The suspended Managing Director of the Nigerian Ports Authority, NPA, Ms Hadiza Bala Usman, has responded to claims by Rotimi Amaechi, Minister of Transport that the NPA’s remittance has been far short of the amount due. A letter circulating on social media, purportedly from the NPA, signed by Usman and addressed to the Chief of Staff to the President regarding the approval by President Muhammadu Buhari for the Ministry of Transportation to audit the accounts of the NPA disclosed that the 2017 and 2018 remittances to the Consolidated Revenue Fund (CFR) were N42.415 billion and N33.969 billion, representing an 80 per cent surplus for both years.

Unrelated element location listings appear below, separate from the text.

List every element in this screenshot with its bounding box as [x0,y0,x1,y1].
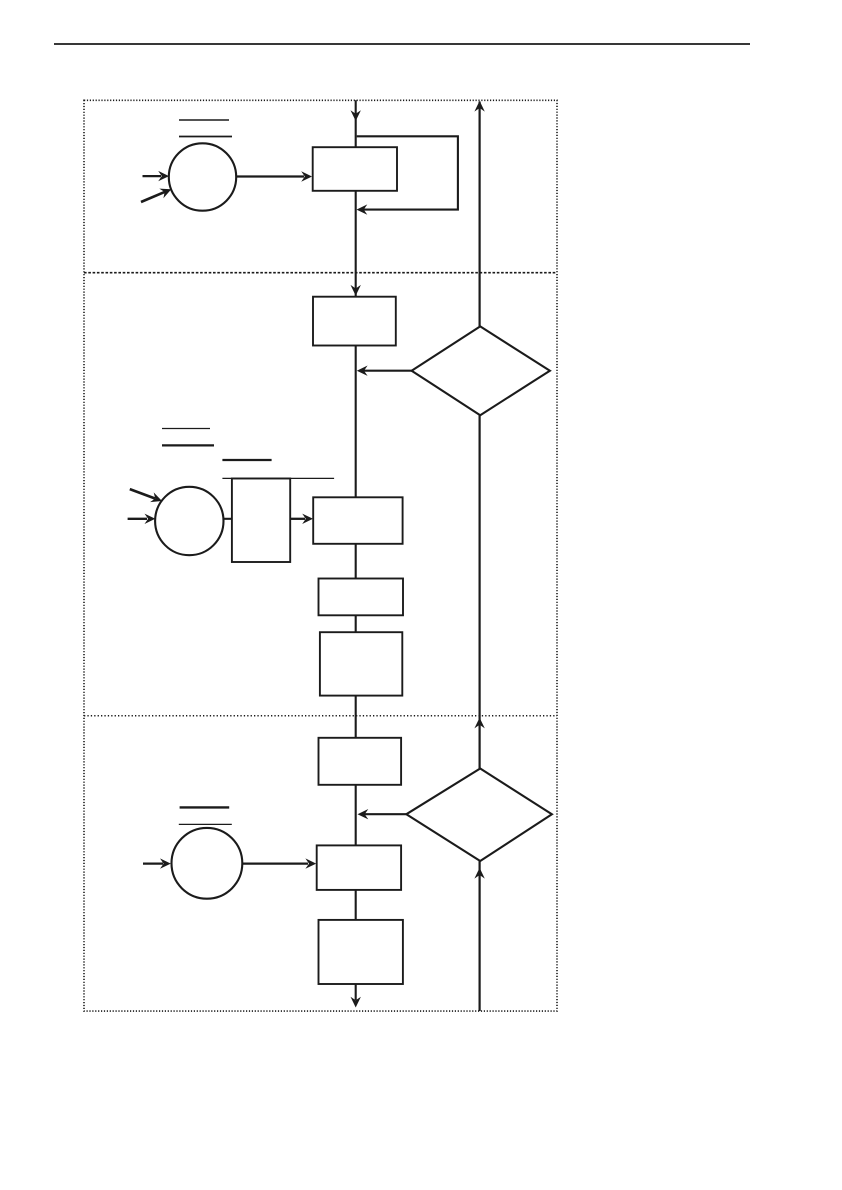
wire: E3 to process R6 with arrowhead [242,858,316,868]
wire: feedback return line (right vertical) [479,102,481,1012]
process box R3 [319,579,404,616]
label line above event E3 (upper thick) [180,806,230,808]
event circle E1 [169,143,236,210]
process box R4 [320,632,402,695]
arrowhead: main flow entry (down) [351,110,361,121]
arrow into E1 (horizontal) [143,171,170,181]
wire: D1 to main line with arrowhead (left) [357,366,412,376]
label line above event E3 (lower thin) [179,823,232,825]
event circle E3 [172,828,243,899]
label line above event E2 (lower thick) [162,444,214,446]
data object box (tall) [232,479,290,563]
wire: loop around process R1 [357,136,458,209]
label line above event E2 (upper thin) [162,428,210,430]
wire: data object to process R2b with arrowhead [290,514,313,524]
process box R5 [319,738,402,785]
process box R2 [313,297,396,346]
arrowhead: return line into diamond D2 bottom (up) [474,868,484,879]
process box R2b [313,497,402,544]
process box R6 [317,845,401,890]
arrow into E1 (diagonal) [141,189,171,202]
lane divider 2 (dotted) [84,715,557,717]
arrowhead: main line into R2 (down) [351,285,361,296]
arrow into E2 (diagonal) [130,489,162,502]
swimlane frame (dotted border) [84,100,557,1011]
label line above data object (short thick) [222,459,271,461]
header rule [54,43,750,45]
arrowhead: return line below divider 2 (up) [474,718,484,729]
arrowhead: return line top (up) [474,101,484,112]
wire: main flow vertical line [355,100,357,1000]
arrow into E2 (horizontal) [128,514,156,524]
wire: D2 to main line with arrowhead (left) [358,809,407,819]
label line above event E1 (upper) [179,119,229,121]
label line above data object (long thin) [222,477,334,479]
process box R1 [313,147,397,191]
decision diamond D1 [412,326,550,415]
wire: E1 to process R1 with arrowhead [236,171,312,181]
event circle E2 [155,487,223,555]
arrowhead: loop re-entry (left) [357,204,368,214]
process box R7 [319,920,403,984]
arrow into E3 (horizontal) [143,858,171,868]
label line above event E1 (lower) [179,136,232,138]
wire: E2 to data object [223,518,232,520]
decision diamond D2 [406,769,552,862]
lane divider 1 (dashed) [84,272,557,274]
arrowhead: flow exit at bottom (down) [351,997,361,1008]
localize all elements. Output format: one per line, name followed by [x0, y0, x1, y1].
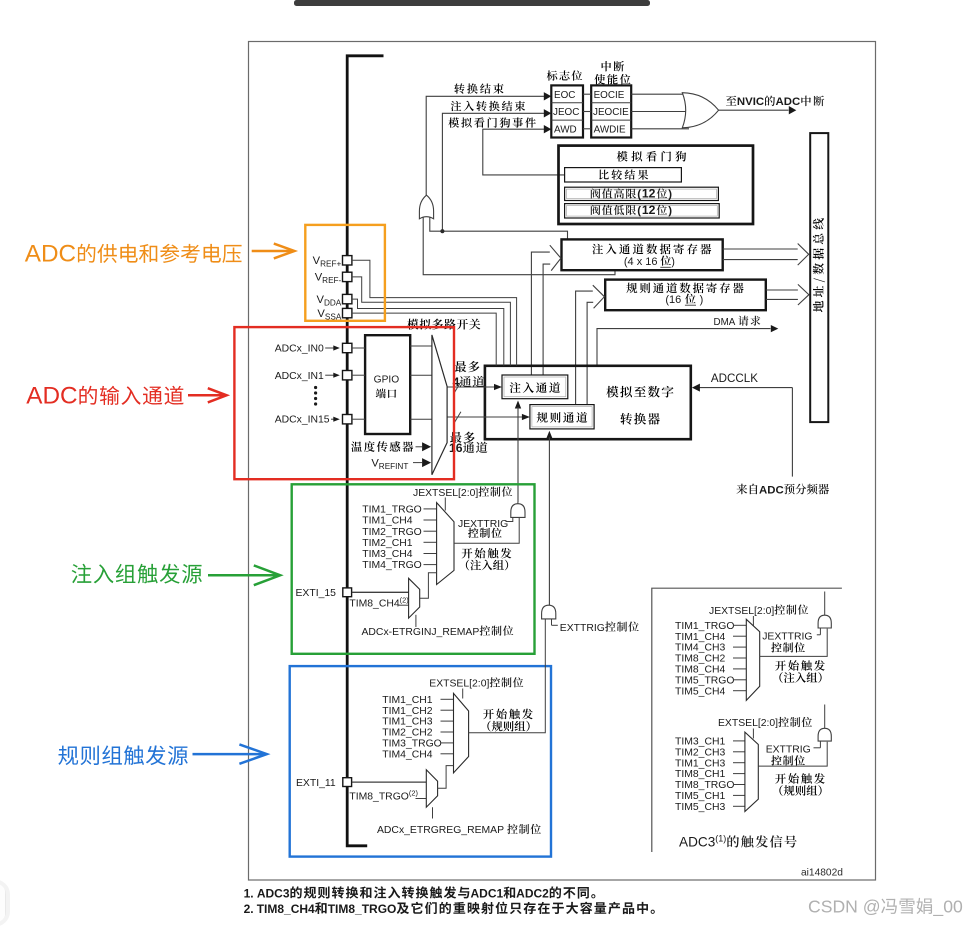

“The Audit of the 2019 Financial Statement has been completed and awaiting consideration of the Authority’s Board, at which point the final figures for the 2019 operating surplus will be determined for consequent computation of the amount due for remittance to the CFR,” Usman disclosed in the letter.
Usman’s response addressed a letter by the Minister of Transport, Rotimi Amaechi that claimed records from the Budget Office of the Federation showed that the remittances by the NPA from 2016 to 2020 “have been far short of the amount due for actual remittance”.
In her letter, Usman clarified that the NPA had “remitted the full amount due to CFR for the periods of 2017 and 2018 arising from the Operating Surplus derived from the Audited Financial Statement for the period totaling N76.384 billion as evidenced in attached treasury receipts”.
She further said that the period of 2019 and 2020 saw the NPA remit a total of N82.687 billion “pending the audit of the financial statement at which point the amount so computed arising from the value of the Operating Surplus in the audited financial statement will be remitted to the CFR”.
Usman asked that the Office of the Accountant General of the Federation provide further clarification on the remittances. An investigative panel was however announced by the president’s spokesman Garba Shehu to look into the allegations of the misappropriated N165 billion.